The bond dissociation energy of ${C_2}(599\;kJ\;mo{l^{ - 1}})$ decreases slightly on forming $C_2^ + (513\;kJ\;mo{l^{ - 1}})$ increases greatly on forming $C_2^ - (818\;kJ\;mo{l^{ - 1}})$. State if the given statement is true or false?

Answer 1

Hint:As we know that Carbon possess $12$ electrons and they are arranged in bonding as well as anti-bonding molecular orbitals and we also know that the bond dissociation energy is directly proportional to the bond order of the molecule and greater the bond order, greater will be the dissociation energy of bond.

Complete step-by-step answer: As we know that carbon possess $12$ electrons and they are arranged in bonding as well as anti-bonding molecular orbitals having the electronic configuration as:
${(\sigma 1s)^2}{({\sigma ^*}1s)^2}{(\sigma 2s)^2}{({\sigma ^*}2s)^2}(\pi 2p_x^2)(\pi 2p_y^2)(\sigma 2p_z^0)$
So we can calculate the bond order of the carbon diatom by counting the number of bonding electrons and antibonding electrons in the molecular orbitals and it is given as:
$B.O = \dfrac{{{N_b} - {N_a}}}{2}$
$ \Rightarrow B.O = \dfrac{{8 - 4}}{2} = 2$
So the bond order of ${C_2}$ is found to be $2$.
Now, we can calculate the bond order of $C_2^ + $ where one electron is removed from the p-orbital, therefore it only possesses $11$ electrons. So the electronic configuration is ${(\sigma 1s)^2}{({\sigma ^*}1s)^2}{(\sigma 2s)^2}{({\sigma ^*}2s)^2}(\pi 2p_x^2)(\pi 2p_y^1)(\sigma 2p_z^0)$ and thus the bond order of $C_2^ + $ will be:
$ \Rightarrow B.O = \dfrac{{7 - 4}}{2} = 1.5$
Hence, the bond order of $C_2^ + $ is found to be $1.5$.
Similarly, we can calculate the bond order of $C_2^ - $ where we can see that one electron is added to the carbon molecular orbital, thus the total number of electrons results into $13$ electrons and the electronic configuration becomes ${(\sigma 1s)^2}{({\sigma ^*}1s)^2}{(\sigma 2s)^2}{({\sigma ^*}2s)^2}(\pi 2p_x^2)(\pi 2p_y^2)(\sigma 2p_z^1)$ .
So the bond order will be:
$ \Rightarrow B.O = \dfrac{{9 - 4}}{2} = 2.5$
Hence, the bond order of $C_2^ - $ is found to be $2.5$.
Thus we can say from the above explanation that the bond order in $C_2^ + $ is less than that of $C_2^ - $ and thus the bond dissociation energy is also less in $C_2^ + $ when it is formed from ${C_2}$.
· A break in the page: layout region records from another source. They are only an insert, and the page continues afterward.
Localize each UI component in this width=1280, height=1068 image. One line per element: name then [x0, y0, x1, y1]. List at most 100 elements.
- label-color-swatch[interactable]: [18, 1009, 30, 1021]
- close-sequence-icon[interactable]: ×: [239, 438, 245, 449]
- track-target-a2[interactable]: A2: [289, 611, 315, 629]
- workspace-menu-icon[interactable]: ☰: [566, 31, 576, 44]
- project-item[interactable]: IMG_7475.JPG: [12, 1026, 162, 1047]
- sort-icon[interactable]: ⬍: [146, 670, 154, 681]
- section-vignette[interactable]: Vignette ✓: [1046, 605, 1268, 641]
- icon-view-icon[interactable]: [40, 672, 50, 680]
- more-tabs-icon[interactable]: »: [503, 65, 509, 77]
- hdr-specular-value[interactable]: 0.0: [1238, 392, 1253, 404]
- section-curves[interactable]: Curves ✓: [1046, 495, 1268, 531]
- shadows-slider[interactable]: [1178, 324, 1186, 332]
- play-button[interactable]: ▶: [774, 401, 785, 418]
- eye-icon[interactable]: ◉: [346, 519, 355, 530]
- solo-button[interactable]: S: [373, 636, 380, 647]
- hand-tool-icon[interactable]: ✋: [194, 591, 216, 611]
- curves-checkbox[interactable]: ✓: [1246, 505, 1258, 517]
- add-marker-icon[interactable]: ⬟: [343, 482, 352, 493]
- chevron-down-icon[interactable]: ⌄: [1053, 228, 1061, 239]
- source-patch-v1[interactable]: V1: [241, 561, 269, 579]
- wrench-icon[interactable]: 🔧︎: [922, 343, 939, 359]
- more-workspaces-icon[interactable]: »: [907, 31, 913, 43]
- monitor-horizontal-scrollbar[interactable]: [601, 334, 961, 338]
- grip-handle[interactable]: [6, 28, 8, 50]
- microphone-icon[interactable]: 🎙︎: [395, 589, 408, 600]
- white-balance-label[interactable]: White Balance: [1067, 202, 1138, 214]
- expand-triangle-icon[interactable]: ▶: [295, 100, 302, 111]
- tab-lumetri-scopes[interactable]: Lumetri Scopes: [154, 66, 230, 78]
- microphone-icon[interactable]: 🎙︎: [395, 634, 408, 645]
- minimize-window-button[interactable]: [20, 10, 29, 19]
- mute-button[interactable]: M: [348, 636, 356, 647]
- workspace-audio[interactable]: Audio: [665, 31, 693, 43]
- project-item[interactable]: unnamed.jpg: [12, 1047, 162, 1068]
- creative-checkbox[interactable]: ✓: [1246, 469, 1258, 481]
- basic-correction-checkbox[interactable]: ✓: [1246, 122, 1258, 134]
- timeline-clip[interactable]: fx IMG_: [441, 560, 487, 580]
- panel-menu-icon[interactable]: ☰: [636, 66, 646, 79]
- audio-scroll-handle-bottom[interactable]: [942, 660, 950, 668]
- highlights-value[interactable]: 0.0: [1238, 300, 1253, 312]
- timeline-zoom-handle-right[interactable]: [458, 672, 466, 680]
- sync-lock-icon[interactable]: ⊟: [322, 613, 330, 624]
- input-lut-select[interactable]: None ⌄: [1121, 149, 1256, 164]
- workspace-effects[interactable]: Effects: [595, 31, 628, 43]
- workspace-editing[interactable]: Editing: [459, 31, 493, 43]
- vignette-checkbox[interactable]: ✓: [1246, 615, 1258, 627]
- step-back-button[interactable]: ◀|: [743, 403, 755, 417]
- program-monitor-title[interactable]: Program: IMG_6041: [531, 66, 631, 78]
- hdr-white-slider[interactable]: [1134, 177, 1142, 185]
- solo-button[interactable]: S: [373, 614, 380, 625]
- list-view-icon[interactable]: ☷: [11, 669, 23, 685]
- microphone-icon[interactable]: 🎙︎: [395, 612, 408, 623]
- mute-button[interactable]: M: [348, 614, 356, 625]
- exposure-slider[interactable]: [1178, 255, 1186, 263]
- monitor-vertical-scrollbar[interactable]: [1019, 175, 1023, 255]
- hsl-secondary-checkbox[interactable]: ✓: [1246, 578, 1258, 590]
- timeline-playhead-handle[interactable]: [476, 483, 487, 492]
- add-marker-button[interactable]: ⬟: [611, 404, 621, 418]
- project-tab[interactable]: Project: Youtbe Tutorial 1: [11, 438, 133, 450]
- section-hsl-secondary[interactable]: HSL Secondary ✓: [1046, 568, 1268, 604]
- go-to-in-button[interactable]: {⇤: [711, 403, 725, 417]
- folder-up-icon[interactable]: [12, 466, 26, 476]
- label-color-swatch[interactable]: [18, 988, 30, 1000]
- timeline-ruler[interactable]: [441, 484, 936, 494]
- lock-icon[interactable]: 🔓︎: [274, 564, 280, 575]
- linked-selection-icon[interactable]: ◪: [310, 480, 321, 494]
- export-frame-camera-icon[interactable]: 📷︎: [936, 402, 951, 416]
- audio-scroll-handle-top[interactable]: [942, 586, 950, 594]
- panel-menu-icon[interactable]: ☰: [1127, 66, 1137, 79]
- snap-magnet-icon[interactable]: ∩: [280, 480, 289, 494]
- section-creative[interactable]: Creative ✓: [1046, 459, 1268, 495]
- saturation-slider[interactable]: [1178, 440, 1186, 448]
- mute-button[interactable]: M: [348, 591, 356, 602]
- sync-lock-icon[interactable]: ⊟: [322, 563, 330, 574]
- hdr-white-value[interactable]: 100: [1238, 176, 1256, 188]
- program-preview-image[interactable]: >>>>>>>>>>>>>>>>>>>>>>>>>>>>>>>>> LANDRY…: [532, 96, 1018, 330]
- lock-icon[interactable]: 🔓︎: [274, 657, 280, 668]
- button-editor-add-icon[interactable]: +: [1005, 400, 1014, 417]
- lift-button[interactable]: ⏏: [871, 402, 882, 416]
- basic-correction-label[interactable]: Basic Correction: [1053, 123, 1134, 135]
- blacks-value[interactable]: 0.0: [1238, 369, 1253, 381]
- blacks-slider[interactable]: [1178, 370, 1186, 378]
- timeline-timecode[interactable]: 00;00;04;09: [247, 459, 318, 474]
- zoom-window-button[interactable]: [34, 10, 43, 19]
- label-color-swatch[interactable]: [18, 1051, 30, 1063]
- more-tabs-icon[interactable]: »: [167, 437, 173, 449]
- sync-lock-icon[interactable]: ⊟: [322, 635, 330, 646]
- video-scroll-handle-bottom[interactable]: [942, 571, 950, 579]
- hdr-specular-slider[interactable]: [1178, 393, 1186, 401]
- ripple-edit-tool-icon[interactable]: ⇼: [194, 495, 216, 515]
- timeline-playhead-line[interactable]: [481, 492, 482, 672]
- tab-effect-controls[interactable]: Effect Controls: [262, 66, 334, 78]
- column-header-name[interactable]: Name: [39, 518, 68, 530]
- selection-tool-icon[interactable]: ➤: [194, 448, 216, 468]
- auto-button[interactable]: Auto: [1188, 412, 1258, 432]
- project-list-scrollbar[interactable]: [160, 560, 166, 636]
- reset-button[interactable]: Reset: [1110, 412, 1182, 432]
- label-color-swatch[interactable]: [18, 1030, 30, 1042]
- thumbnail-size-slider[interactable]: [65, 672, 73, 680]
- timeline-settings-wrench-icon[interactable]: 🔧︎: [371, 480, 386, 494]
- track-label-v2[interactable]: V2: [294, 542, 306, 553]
Therefore the given statement is correct or true.

Note:Always remember that bond dissociation energy is directly related to the bond order of the given molecule or compound. As the bond order increases of a given compound, the bond dissociation energy will always increase and if it decreases, the bond dissociation energy will also decrease.